OF, Leonardo Molina: It's almost laughable to include a 19-year old here given his extreme youth but the key word here is 'almost'. Like Aguilar and Clarkin, this former top International signing has been a solid minor league contributor to date given his age and level, and from that regard there really isn't any do-or-die pressure to put up amazing numbers at this point to keep his place in the organization overall. However, given the sky-high ceiling he possesses and the reputation as one of the better younger prospects in the farm system, the fact is the production to date hasn't matched the hype as of yet.
Like Aguilar the power has been impressive in the early going as he clubbed a career-high nine home runs in short-season Pulaski last year but beyond the power is a string of inconsistencies that [at least on paper] could push him closer to being a one-trick pony than the reported five-tool talent he was when he signed as a 16-year old. Again, there's plenty of time for him to resume his status as a top position prospect for the Yankees but a bit more consistency with the bat will be needed in order to do so. Hitting .226 like he did last season at any age and/or level simply isn't getting the job done or making the kind of marked progress that are key indicators of a would-be top prospect.
RHP, Dillon Tate: As is the case with Molina, it could seem a little far-fetched to include Tate in this group considering he just came over from the Texas Rangers in the Carlos Beltran trade last July and has thrown all of 17.1 official minor league innings for the Yankees to date; he hasn't had a ton of time in pinstripes yet.
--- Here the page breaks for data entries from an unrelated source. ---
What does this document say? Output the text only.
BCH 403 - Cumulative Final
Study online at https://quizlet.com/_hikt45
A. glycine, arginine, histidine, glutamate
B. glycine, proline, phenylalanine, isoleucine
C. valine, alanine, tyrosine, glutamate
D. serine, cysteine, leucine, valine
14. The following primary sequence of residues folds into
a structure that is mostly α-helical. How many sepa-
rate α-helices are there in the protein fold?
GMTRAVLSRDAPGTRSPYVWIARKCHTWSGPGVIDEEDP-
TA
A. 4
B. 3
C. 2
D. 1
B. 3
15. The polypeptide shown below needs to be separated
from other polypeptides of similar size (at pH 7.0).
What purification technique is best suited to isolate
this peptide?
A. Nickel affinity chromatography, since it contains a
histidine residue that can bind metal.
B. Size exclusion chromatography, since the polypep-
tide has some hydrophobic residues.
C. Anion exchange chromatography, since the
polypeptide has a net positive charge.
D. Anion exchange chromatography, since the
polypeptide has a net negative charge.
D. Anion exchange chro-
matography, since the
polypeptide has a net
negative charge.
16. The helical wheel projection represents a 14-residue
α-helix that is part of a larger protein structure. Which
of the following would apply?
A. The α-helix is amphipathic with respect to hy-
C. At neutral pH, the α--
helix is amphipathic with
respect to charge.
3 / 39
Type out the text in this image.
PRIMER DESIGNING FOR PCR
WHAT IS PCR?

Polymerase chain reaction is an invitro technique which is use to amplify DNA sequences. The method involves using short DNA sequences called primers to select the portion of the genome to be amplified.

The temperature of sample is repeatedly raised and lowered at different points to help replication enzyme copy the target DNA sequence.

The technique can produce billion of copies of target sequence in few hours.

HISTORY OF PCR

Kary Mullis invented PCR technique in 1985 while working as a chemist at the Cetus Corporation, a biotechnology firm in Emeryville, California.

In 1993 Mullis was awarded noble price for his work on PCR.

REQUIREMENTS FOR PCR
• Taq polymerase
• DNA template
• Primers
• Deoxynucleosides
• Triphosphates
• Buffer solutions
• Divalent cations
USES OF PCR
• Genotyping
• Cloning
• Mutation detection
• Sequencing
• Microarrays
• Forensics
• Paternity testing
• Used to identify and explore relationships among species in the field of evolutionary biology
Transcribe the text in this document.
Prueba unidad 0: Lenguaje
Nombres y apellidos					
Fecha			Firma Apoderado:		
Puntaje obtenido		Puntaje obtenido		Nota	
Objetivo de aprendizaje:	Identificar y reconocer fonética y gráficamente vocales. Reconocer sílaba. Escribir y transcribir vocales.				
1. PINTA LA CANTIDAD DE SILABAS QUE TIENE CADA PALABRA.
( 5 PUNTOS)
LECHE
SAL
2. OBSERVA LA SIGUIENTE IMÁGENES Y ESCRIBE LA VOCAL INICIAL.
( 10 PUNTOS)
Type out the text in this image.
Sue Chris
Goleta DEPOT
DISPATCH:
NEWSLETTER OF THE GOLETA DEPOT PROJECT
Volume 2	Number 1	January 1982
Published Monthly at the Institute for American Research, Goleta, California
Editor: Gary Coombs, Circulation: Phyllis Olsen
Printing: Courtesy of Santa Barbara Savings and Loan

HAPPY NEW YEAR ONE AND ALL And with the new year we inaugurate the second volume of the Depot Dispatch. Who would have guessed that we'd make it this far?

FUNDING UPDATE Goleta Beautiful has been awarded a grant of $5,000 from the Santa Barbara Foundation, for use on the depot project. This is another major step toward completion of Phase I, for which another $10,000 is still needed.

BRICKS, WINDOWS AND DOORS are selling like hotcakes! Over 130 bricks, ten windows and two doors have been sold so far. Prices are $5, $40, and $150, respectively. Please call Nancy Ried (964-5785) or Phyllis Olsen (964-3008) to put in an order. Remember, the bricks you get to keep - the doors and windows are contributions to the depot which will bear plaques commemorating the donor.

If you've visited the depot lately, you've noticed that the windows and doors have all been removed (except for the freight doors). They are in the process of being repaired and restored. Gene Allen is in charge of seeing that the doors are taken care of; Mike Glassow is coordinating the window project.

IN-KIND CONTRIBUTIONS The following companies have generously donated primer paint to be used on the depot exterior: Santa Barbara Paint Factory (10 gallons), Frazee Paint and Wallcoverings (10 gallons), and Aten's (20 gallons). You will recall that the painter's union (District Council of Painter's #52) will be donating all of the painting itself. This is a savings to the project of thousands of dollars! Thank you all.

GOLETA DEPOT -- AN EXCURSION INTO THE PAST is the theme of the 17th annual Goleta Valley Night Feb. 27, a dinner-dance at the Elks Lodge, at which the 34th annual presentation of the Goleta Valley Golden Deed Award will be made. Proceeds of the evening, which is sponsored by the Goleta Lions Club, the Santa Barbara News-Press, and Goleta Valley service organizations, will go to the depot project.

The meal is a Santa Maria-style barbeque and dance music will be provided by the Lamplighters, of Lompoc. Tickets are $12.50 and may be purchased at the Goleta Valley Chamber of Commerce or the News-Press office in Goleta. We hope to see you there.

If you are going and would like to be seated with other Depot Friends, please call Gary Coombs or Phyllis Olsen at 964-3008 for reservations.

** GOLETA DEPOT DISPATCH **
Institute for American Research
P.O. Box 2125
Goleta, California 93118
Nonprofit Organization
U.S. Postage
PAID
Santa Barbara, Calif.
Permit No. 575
However, the former fourth overall pick in the 2015 draft is coming off of a somewhat disappointing first full season last year [5.12 ERA at the low-A level prior to the trade] and is about to turn 23 years old in the first week of May, which isn't exactly young for the low-A level so from a pure production and numbers standpoint he has some catching up to do.
It isn't all about the numbers yet either though. He is still seeking an identity on the mound both stuff-wise and pitching-wise, and that isn't always a great thing for somebody his age. Should another erratic season follow him in 2017 and doubt could begin to seep in mentally, and from there it could be a longer road back to tapping his true potential. A breakout season is needed on a lot of fronts -- most of them mental -- to get the developmental train back on track and headed in the right direction.
Others Needing Breakout Seasons
Kendall Coleman, Simon De La Rosa, Juan De Leon, Jeff Degano, and Brady Lail.